Saturday, July 18, 2009


Dear Aunt Flo,

Today would have been your 51st birthday. Not that you looked 51 -- you looked at least a decade younger. You share this birthday with Hunter S. Thompson and Margaret Laurence; you'd have liked that, with your ecclectic book collection that's now ensconced in our house. You also share it with Kristen Bell. My Veronica Mars loving heart likes that fact. You'd have loved that show, too.

I had planned to write a big, stirring tribute to you so that I could post it today, but I got derailed due to the stress over the past week or so. Maybe that's a good thing. I can write this letter more honestly and do a tribute later.

Last year, on your 50th, we were in Atlanta visiting friends. I felt a wee bit bad missing it, but I felt guiltier for NOT feeling worse. You didn't know it was your birthday, and that just made it harder. You'd always planned to do something amazing for your 50th (like go to Africa) and it was so difficult to see you unable to live out your dream.

Having a loved one with severe cognitive impairment is so strange. You're never sure how much the loved one is understanding, what they are thinking, how much they're suffering or what they're really enjoying. I always wondered how Dave's Mom handled her father's decline from Alzheimer's, but through your illness I realized that the only thing to worry about is your loved one's comfort and happiness. And you hold off thinking about 'what might have been' because it hurts too much.

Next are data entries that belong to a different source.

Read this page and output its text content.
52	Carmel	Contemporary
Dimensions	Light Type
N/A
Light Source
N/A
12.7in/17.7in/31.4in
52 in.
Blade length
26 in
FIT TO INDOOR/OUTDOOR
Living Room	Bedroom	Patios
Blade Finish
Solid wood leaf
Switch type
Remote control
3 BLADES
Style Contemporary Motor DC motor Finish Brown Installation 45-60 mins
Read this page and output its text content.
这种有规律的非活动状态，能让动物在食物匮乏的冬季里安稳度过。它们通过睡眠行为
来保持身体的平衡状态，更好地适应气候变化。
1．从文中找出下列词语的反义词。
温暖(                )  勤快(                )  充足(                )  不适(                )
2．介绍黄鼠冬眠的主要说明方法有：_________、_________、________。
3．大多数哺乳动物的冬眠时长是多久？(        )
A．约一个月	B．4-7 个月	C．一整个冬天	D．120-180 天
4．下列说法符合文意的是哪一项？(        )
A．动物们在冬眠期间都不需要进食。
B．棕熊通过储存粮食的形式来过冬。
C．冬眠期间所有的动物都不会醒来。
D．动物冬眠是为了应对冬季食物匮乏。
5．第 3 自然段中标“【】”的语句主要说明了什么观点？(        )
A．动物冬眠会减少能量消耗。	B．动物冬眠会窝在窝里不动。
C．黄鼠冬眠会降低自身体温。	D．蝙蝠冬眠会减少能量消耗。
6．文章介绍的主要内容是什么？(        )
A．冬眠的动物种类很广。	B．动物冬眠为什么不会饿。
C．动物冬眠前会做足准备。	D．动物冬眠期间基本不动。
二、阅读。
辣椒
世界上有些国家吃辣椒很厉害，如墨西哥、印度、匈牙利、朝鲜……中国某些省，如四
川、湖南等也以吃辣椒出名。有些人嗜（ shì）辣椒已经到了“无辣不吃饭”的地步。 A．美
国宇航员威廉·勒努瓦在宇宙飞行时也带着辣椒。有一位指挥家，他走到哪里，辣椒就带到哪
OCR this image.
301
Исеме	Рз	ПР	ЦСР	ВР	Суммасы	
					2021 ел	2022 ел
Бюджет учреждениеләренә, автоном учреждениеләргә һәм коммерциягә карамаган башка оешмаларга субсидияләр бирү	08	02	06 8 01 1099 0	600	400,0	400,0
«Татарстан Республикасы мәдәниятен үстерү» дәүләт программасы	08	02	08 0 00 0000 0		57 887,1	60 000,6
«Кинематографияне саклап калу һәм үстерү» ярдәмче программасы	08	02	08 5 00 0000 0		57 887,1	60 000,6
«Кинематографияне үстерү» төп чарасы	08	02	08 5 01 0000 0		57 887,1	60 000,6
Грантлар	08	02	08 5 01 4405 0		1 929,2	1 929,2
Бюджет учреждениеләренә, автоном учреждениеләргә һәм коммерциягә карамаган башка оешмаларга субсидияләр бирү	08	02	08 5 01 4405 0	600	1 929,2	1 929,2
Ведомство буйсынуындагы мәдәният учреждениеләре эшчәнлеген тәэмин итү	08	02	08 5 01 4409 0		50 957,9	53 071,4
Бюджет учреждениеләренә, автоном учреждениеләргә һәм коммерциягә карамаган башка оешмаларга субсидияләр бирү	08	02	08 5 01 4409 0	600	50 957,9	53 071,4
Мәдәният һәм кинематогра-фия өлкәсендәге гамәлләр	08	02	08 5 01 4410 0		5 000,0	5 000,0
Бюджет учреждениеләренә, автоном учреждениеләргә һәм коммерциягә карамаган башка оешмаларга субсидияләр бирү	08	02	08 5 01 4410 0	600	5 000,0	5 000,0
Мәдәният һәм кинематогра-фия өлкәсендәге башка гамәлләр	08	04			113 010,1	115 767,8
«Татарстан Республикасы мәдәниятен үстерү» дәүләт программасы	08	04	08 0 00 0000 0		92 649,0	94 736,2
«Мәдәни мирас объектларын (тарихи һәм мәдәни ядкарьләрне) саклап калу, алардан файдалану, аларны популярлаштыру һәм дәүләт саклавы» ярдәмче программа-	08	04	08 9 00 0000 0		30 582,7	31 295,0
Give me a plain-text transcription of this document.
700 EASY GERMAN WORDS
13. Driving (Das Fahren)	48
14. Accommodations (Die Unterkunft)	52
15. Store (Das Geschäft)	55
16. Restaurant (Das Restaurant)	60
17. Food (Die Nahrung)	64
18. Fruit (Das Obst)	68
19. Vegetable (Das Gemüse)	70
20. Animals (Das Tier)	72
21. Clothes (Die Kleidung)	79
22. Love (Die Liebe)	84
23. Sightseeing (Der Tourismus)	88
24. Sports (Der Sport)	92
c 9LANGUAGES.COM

It's not fair that you were struck down at 47. You'd done everything right in terms of a healthy lifestyle and it didn't matter a whit. The last three years, with you in palliative care, were a challenge. I saw glimmers of the old you, and that made me miss you all the more.

Oddly - this birthday is almost easier. I miss you so much; not a day goes by when I don't think about you, your love and your generosity. But this year, I don't feel guilty mourning your loss. While you were still sick, it felt disloyal to think about how I missed you; you were still there. Now, I can openly delight in the memories I have of you, your first 47 years and some moments of wonder during the difficult final 3.

Happy birthday, Aunt Flo. Though I am not giving you a personalized "Precious Moments Figurine" or dressing up like a clown to deliver balloons (what? I was a kid!), I'd like to think you'd like this letter, this candour, even more.

1 comment:

  1. Oh Sarah, that's a really beautiful letter. Aunt Flo was such a wonderful person - I feel lucky to have known her. I know how much you miss her - I wish I were there to give you a hug.